- Interactive map of Ethel
- Coordinates: 34°13′46″N 95°32′39″W﻿ / ﻿34.22944°N 95.54417°W
- Country: United States
- State: Oklahoma
- County: Pushmataha County
- Elevation: 591 ft (180 m)
- Time zone: UTC−06:00 (CST)
- • Summer (DST): UTC−05:00 (CDT)

= Ethel, Oklahoma =

Unincorporated community in Pushmataha County, Oklahoma, United States

Ethel is an unincorporated community in Pushmataha County, Oklahoma, United States, six miles east of Antlers.

A United States Post Office was established at Ethel, Indian Territory on April 22, 1901, and operated until August 15, 1933. It was named for Ethel Labors, early-day resident.

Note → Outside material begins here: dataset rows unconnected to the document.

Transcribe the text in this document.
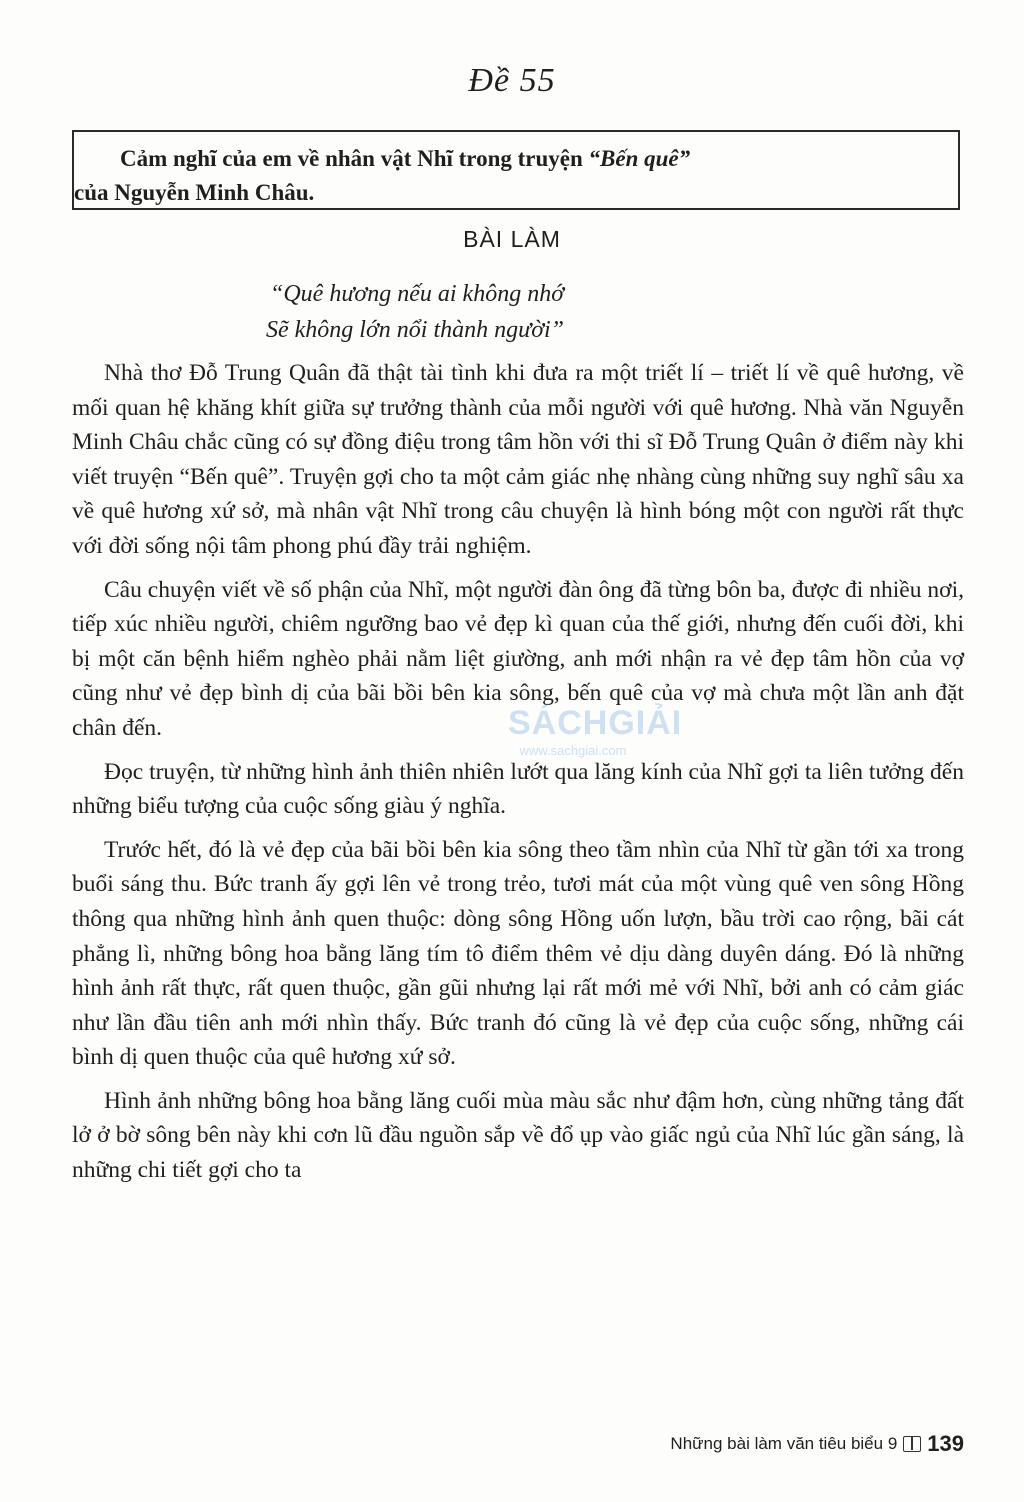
Đề 55
Cảm nghĩ của em về nhân vật Nhĩ trong truyện “Bến quê”
của Nguyễn Minh Châu.
BÀI LÀM
“Quê hương nếu ai không nhớ
Sẽ không lớn nổi thành người”

Nhà thơ Đỗ Trung Quân đã thật tài tình khi đưa ra một triết lí – triết lí về quê hương, về mối quan hệ khăng khít giữa sự trưởng thành của mỗi người với quê hương. Nhà văn Nguyễn Minh Châu chắc cũng có sự đồng điệu trong tâm hồn với thi sĩ Đỗ Trung Quân ở điểm này khi viết truyện “Bến quê”. Truyện gợi cho ta một cảm giác nhẹ nhàng cùng những suy nghĩ sâu xa về quê hương xứ sở, mà nhân vật Nhĩ trong câu chuyện là hình bóng một con người rất thực với đời sống nội tâm phong phú đầy trải nghiệm.

Câu chuyện viết về số phận của Nhĩ, một người đàn ông đã từng bôn ba, được đi nhiều nơi, tiếp xúc nhiều người, chiêm ngưỡng bao vẻ đẹp kì quan của thế giới, nhưng đến cuối đời, khi bị một căn bệnh hiểm nghèo phải nằm liệt giường, anh mới nhận ra vẻ đẹp tâm hồn của vợ cũng như vẻ đẹp bình dị của bãi bồi bên kia sông, bến quê của vợ mà chưa một lần anh đặt chân đến.

Đọc truyện, từ những hình ảnh thiên nhiên lướt qua lăng kính của Nhĩ gợi ta liên tưởng đến những biểu tượng của cuộc sống giàu ý nghĩa.

Trước hết, đó là vẻ đẹp của bãi bồi bên kia sông theo tầm nhìn của Nhĩ từ gần tới xa trong buổi sáng thu. Bức tranh ấy gợi lên vẻ trong trẻo, tươi mát của một vùng quê ven sông Hồng thông qua những hình ảnh quen thuộc: dòng sông Hồng uốn lượn, bầu trời cao rộng, bãi cát phẳng lì, những bông hoa bằng lăng tím tô điểm thêm vẻ dịu dàng duyên dáng. Đó là những hình ảnh rất thực, rất quen thuộc, gần gũi nhưng lại rất mới mẻ với Nhĩ, bởi anh có cảm giác như lần đầu tiên anh mới nhìn thấy. Bức tranh đó cũng là vẻ đẹp của cuộc sống, những cái bình dị quen thuộc của quê hương xứ sở.

Hình ảnh những bông hoa bằng lăng cuối mùa màu sắc như đậm hơn, cùng những tảng đất lở ở bờ sông bên này khi cơn lũ đầu nguồn sắp về đổ ụp vào giấc ngủ của Nhĩ lúc gần sáng, là những chi tiết gợi cho ta

SÁCHGIẢI
www.sachgiai.com
Những bài làm văn tiêu biểu 9 139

The loss of Ethel's post office was not a verdict on the community's possible lack of prosperity, but was due to its proximity to Antlers. The community continued to be active long after the loss of the post office, with a school and churches. Its school has since closed, but other aspects of organized community life have remained.

Today Ethel's sole landmark is Ethel Baptist Church, although it continues to be a population center and numerous residences are located just off Ethel Road. More information on Ethel may be found in the Pushmataha County Historical Society.